Exploring the active compounds and potential mechanism of the anti-nonalcoholic fatty liver disease activity of the fraction from Schisandra chinensis fruit extract based on multi-technology integrated network pharmacology

Ethnopharmacological relevance: Schisandra chinensis fruit is a well-known traditional Chinese medicine (TCM) that has been used to treat various liver diseases.

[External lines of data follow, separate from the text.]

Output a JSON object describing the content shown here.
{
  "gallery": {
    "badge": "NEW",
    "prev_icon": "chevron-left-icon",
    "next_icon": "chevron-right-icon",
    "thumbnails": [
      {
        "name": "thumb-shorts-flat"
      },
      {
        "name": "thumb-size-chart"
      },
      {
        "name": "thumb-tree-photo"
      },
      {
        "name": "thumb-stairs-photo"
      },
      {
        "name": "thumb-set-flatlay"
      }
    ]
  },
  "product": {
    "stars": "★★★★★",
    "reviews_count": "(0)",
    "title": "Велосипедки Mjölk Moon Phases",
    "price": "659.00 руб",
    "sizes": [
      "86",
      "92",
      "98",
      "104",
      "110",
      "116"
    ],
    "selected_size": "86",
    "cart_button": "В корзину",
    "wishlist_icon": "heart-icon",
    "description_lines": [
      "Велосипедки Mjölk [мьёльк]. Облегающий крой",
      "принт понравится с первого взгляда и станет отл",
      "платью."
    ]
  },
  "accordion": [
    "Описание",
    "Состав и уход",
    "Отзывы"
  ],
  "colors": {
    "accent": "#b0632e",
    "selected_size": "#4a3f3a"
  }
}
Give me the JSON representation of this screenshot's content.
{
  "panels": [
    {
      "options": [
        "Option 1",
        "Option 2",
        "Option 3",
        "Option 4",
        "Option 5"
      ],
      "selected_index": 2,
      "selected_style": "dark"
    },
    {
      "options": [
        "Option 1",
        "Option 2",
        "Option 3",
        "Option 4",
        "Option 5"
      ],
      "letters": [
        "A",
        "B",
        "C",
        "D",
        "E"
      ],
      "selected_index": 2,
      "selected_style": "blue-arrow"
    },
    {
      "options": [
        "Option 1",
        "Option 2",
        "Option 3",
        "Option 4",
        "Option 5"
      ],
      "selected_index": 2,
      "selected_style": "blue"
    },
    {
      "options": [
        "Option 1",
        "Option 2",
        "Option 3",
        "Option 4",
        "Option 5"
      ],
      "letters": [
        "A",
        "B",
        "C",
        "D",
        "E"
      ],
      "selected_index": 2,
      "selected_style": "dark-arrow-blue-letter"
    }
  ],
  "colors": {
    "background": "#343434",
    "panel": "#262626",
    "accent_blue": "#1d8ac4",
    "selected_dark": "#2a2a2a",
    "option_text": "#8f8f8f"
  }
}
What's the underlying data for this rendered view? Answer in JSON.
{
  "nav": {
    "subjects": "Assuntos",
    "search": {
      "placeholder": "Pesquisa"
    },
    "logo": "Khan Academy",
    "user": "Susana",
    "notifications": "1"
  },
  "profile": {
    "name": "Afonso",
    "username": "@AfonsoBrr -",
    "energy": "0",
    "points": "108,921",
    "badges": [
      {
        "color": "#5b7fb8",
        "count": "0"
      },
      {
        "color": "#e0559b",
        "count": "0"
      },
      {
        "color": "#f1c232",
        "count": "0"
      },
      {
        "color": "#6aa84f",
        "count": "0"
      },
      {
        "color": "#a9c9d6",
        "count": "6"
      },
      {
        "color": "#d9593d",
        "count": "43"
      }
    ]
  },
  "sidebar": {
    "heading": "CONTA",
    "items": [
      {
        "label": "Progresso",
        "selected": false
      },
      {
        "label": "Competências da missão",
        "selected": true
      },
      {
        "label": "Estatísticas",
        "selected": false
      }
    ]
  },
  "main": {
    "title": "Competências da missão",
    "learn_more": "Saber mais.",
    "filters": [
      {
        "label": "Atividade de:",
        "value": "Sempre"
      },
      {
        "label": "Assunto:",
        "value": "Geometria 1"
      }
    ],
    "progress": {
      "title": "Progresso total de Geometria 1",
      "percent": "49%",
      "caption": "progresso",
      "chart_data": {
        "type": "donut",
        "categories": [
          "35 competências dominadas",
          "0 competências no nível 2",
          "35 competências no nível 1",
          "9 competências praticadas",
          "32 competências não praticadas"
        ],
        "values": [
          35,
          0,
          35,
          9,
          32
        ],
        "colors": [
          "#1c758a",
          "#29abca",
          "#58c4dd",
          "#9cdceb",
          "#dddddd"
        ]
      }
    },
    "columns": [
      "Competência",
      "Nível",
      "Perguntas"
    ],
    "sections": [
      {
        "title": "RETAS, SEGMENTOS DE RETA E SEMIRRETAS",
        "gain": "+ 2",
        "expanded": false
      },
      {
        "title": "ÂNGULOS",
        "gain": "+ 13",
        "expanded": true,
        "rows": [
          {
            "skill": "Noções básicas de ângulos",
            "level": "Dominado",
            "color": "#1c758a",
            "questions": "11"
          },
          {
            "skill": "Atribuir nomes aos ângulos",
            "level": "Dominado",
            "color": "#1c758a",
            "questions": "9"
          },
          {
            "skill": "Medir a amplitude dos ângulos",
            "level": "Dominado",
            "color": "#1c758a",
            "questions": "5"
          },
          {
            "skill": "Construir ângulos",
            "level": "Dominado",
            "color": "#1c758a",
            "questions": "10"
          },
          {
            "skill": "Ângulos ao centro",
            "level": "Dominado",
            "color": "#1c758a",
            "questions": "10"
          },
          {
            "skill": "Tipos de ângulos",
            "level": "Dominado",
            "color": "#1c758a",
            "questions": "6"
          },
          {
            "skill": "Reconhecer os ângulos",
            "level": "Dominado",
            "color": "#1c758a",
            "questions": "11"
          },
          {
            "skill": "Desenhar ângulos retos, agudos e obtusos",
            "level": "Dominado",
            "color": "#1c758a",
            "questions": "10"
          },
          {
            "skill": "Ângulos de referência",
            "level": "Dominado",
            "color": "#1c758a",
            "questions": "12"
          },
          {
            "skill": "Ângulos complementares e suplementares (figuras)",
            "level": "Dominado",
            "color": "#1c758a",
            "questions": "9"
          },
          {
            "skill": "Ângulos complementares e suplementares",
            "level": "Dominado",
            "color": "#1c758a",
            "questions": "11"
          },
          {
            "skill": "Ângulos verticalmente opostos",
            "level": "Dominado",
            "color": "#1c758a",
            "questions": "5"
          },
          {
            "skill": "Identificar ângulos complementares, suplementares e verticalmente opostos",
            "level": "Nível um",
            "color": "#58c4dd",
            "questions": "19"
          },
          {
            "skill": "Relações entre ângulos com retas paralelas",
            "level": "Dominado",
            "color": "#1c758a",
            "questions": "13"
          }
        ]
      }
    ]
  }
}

Our previous study revealed that its extract is effective against nonalcoholic fatty liver disease (NAFLD). Aim of this study: This study aimed to elucidate the active components and explore the underlying mechanisms of action of S. chinensis fruit in the treatment of NAFLD.Materials and methods: A HepG2 cell model was used to screen the anti-NAFLD activity of the fraction from S. chinensis fruit extract. Ultra-performance liquid chromatography-quadrupole time-of-flight mass spectrometry (UPLC-Q-TOF/MS) was used to determine the components of the active fraction. Active compounds, potential targets, and key pathways were predicted for the active fraction treatment of NAFLD using network pharma-cology. The anti-NAFLD effects of the active fraction and core active compound 3 were further validated using a high-fat diet (HFD)-induced NAFLD mouse model, intraperitoneal glucose tolerance test (IPGTT), and intra-peritoneal insulin tolerance test (IPITT). Related hepatic mRNA expression was detected using quantitative reverse transcription-polymerase chain reaction (qRT-PCR) to preliminarily validate the mechanism.Results: In vitro experiments showed that the active fraction of S. chinensis fruit ethanol (EtOH) extract was mainly concentrated in the soluble fraction of petroleum ether (PET). Thirty-seven lignans were identified in this active fraction using UPLC-Q-TOF/MS. Network pharmacology studies have indicated that its anti-NAFLD effects lie in three major active lignans (3, 24, and 27) contained in PET, which may regulate the insulin resistance signaling pathway. In vivo experiments demonstrated that PET and core active compound 3 treatment significantly attenuated hepatic steatosis and reduced the levels of serum alanine transaminase (ALT), aspartate transaminase (AST), insulin, malondialdehyde (MDA), hepatic triglyceride (TG), and total cholesterol (TC) in HFD-induced mice (P < 0.05). Moreover, treatment with PET and compound 3 alleviated glucose tolerance and insulin resistance. These beneficial effects can be achieved by regulating the expression of Pik3ca, Gsk3 beta, Jnk1, and Tnf-alpha. Conclusion: This study identified the main active fraction and compounds responsible for the anti-NAFLD activity of S. chinensis fruit. This mechanism may be related to regulation of the resistance pathway.